Le pontificat de Jean-Paul II, qui débute en 1978, confirme ces orientations par un discours abondant et ambitieux sur les femmes, qui, tout en concédant à la thématique de la juste égalité, critique une forme « radicale » de féminisme poussant trop loin ses exigences d’égalité, notamment en matière de contraception et d’avortement. Du fait de leur capacité à donner la vie, les femmes disposent de qualités propres (soin de l’autre, écoute, humilité) nécessaires à la vie domestique où elles ont à s’investir en priorité. La diversité de fonctions se fonde en nature, tout particulièrement dans l’institution ecclésiale [10].

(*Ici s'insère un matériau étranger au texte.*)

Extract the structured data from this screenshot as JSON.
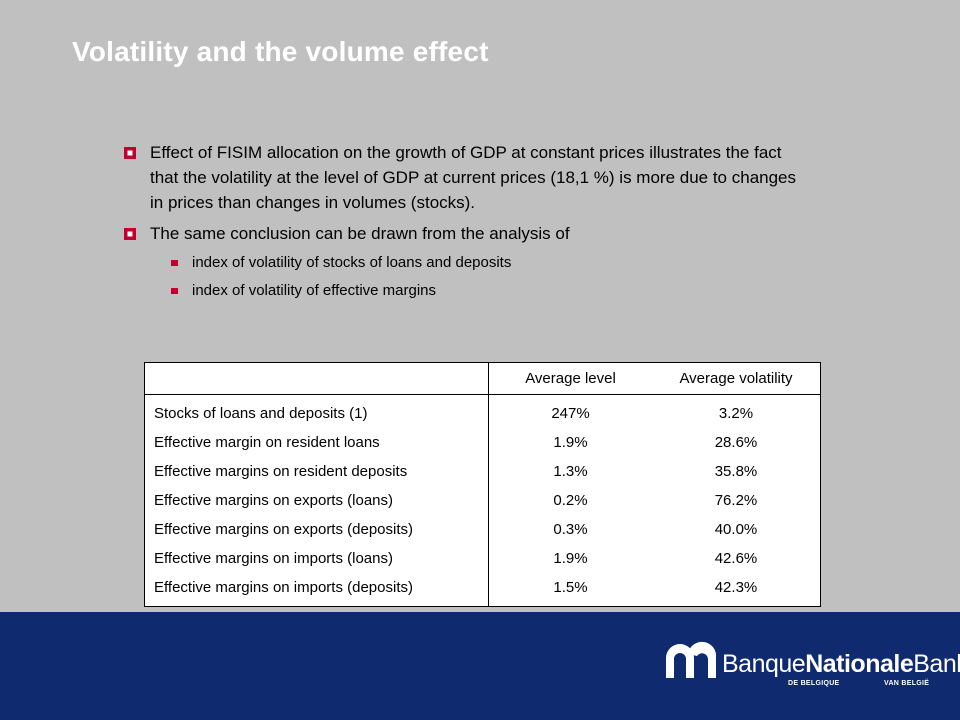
{
  "title": "Volatility and the volume effect",
  "bullets": [
    " Effect of FISIM allocation on the growth of GDP at constant prices illustrates the fact that the volatility at the level of GDP at current prices (18,1 %) is more due to changes in prices than changes in volumes (stocks).",
    "The same conclusion can be drawn from the analysis of"
  ],
  "sub_bullets": [
    "index of volatility of stocks of loans and deposits",
    "index of volatility of effective margins"
  ],
  "table": {
    "headers": [
      "",
      "Average level",
      "Average volatility"
    ],
    "rows": [
      [
        "Stocks of loans and deposits (1)",
        "247%",
        "3.2%"
      ],
      [
        "Effective margin on resident loans",
        "1.9%",
        "28.6%"
      ],
      [
        "Effective margins on resident deposits",
        "1.3%",
        "35.8%"
      ],
      [
        "Effective margins on exports (loans)",
        "0.2%",
        "76.2%"
      ],
      [
        "Effective margins on exports (deposits)",
        "0.3%",
        "40.0%"
      ],
      [
        "Effective margins on imports (loans)",
        "1.9%",
        "42.6%"
      ],
      [
        "Effective margins on imports (deposits)",
        "1.5%",
        "42.3%"
      ]
    ]
  },
  "logo": {
    "word1": "Banque",
    "word2": "Nationale",
    "word3": "Bank",
    "sub_left": "DE BELGIQUE",
    "sub_right": "VAN BELGIË"
  },
  "colors": {
    "background": "#c0c0c0",
    "footer": "#0f2a6e",
    "bullet": "#c2002f"
  }
}
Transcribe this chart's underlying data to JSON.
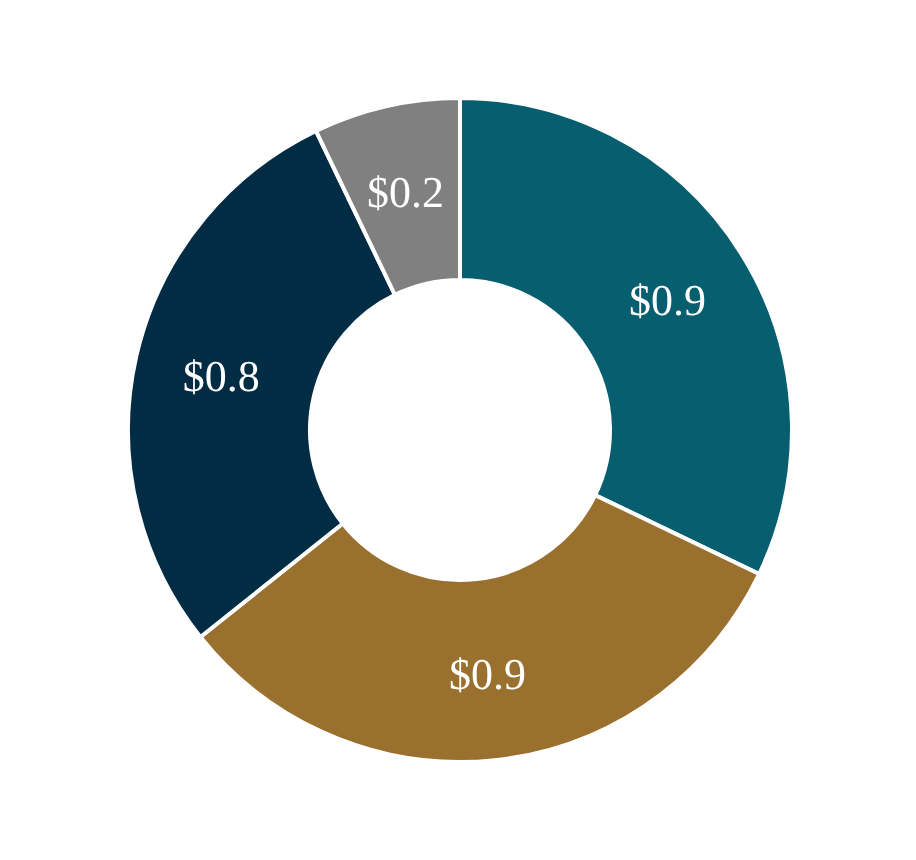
{
  "chart_data": {
    "type": "donut",
    "categories": [
      null,
      null,
      null,
      null
    ],
    "values": [
      0.9,
      0.9,
      0.8,
      0.2
    ],
    "colors": [
      "#065e6e",
      "#9a702e",
      "#022b44",
      "#808080"
    ],
    "value_labels": [
      "$0.9",
      "$0.9",
      "$0.8",
      "$0.2"
    ]
  }
}
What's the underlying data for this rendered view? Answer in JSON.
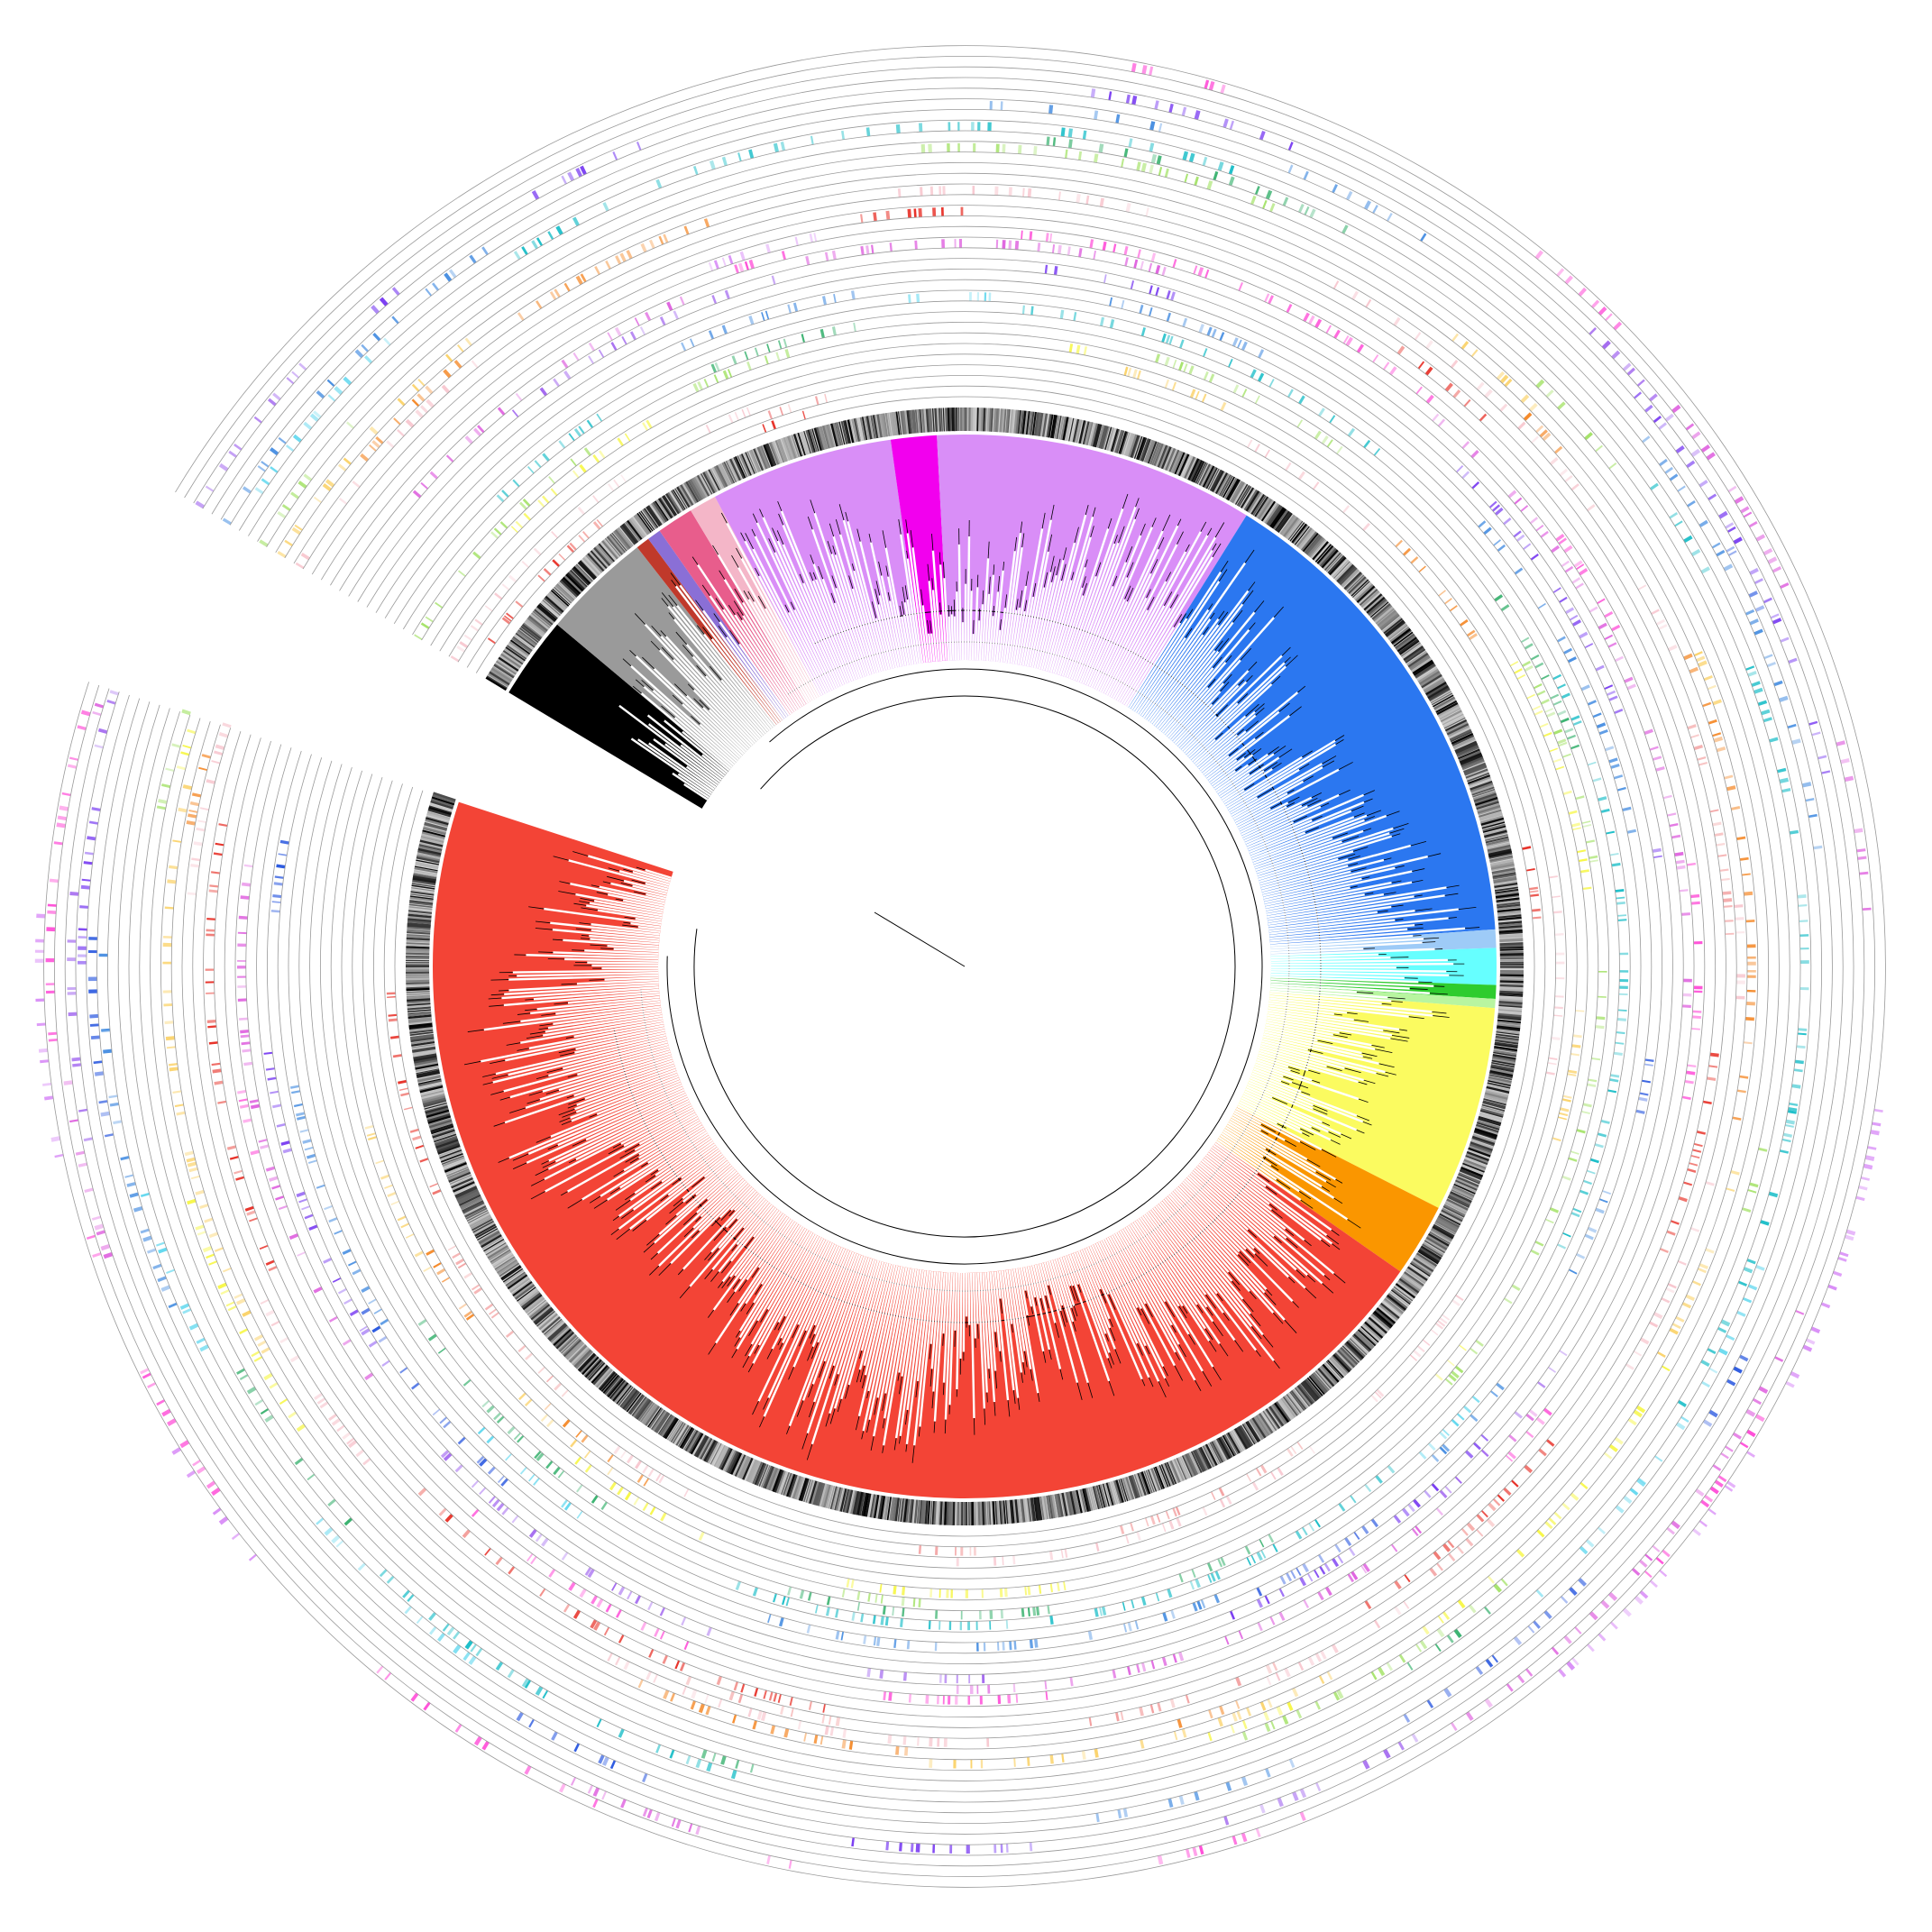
{
  "figure": {
    "type": "circular-phylogenetic-tree",
    "labels_visible": false,
    "background": "#ffffff",
    "tree_color": "#000000",
    "open_gap": {
      "start_deg": 198,
      "end_deg": 211
    },
    "clades": [
      {
        "id": "black",
        "color": "#000000",
        "start_deg": 211,
        "end_deg": 220
      },
      {
        "id": "grey",
        "color": "#9a9a9a",
        "start_deg": 220,
        "end_deg": 232
      },
      {
        "id": "red-thin",
        "color": "#c0392b",
        "start_deg": 232,
        "end_deg": 233.5
      },
      {
        "id": "violet-thin",
        "color": "#8a6fd6",
        "start_deg": 233.5,
        "end_deg": 235
      },
      {
        "id": "rose",
        "color": "#e85d8c",
        "start_deg": 235,
        "end_deg": 239
      },
      {
        "id": "pink",
        "color": "#f4b6c8",
        "start_deg": 239,
        "end_deg": 242
      },
      {
        "id": "lilac",
        "color": "#d98ef7",
        "start_deg": 242,
        "end_deg": 262
      },
      {
        "id": "magenta",
        "color": "#f200ee",
        "start_deg": 262,
        "end_deg": 267
      },
      {
        "id": "lilac-large",
        "color": "#d98ef7",
        "start_deg": 267,
        "end_deg": 302
      },
      {
        "id": "blue",
        "color": "#2b77f0",
        "start_deg": 302,
        "end_deg": 356
      },
      {
        "id": "light-blue",
        "color": "#9ecbf7",
        "start_deg": 356,
        "end_deg": 358
      },
      {
        "id": "cyan",
        "color": "#66ffff",
        "start_deg": 358,
        "end_deg": 362
      },
      {
        "id": "green",
        "color": "#2ecc2e",
        "start_deg": 362,
        "end_deg": 363.5
      },
      {
        "id": "light-green",
        "color": "#b8f5a0",
        "start_deg": 363.5,
        "end_deg": 364.5
      },
      {
        "id": "yellow",
        "color": "#fbfb60",
        "start_deg": 364.5,
        "end_deg": 387
      },
      {
        "id": "orange",
        "color": "#fa9600",
        "start_deg": 387,
        "end_deg": 395
      },
      {
        "id": "red-large",
        "color": "#f34436",
        "start_deg": 395,
        "end_deg": 558
      }
    ],
    "strip_palette": [
      "#e8332a",
      "#f3a0a0",
      "#f8c8d0",
      "#f58b2c",
      "#fbd36b",
      "#f7f74a",
      "#a6e36b",
      "#3cb371",
      "#1fbfc9",
      "#66d9ef",
      "#4a90e2",
      "#2c5ae0",
      "#7b3ff2",
      "#a56cf0",
      "#e066e0",
      "#ff4fd8",
      "#d98ef7"
    ],
    "ring_count": 34
  }
}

Sans surprise, lorsque le terme de genre surgit dans le débat public dans les mouvements féministes, les départements universitaires et les organisations internationales au cours des années 1990, il ne passe pas les fourches caudines du Magistère. En 1995 la Conférence de l’ONU sur les femmes à Pékin s’accorde à reconnaître que la place subordonnée faite aux femmes dans de nombreuses sociétés trouve son origine dans plusieurs phénomènes croisés. Elle ne relève pas simplement de facteurs juridiques (l’accès aux droits civiques), ni même socio-économiques (l’accès au travail rémunéré), ni même des politiques démographiques (les droits reproductifs) mais également de facteurs plus culturels et symboliques. Afin de faire progresser l’égalité entre femmes et hommes, il est désormais recommandé que toute politique publique prenne en compte les rapports de genre (en anglais « gender mainstreaming ») et s’attaque aux stéréotypes culturels, aux rôles sociaux assignés aux hommes et aux femmes.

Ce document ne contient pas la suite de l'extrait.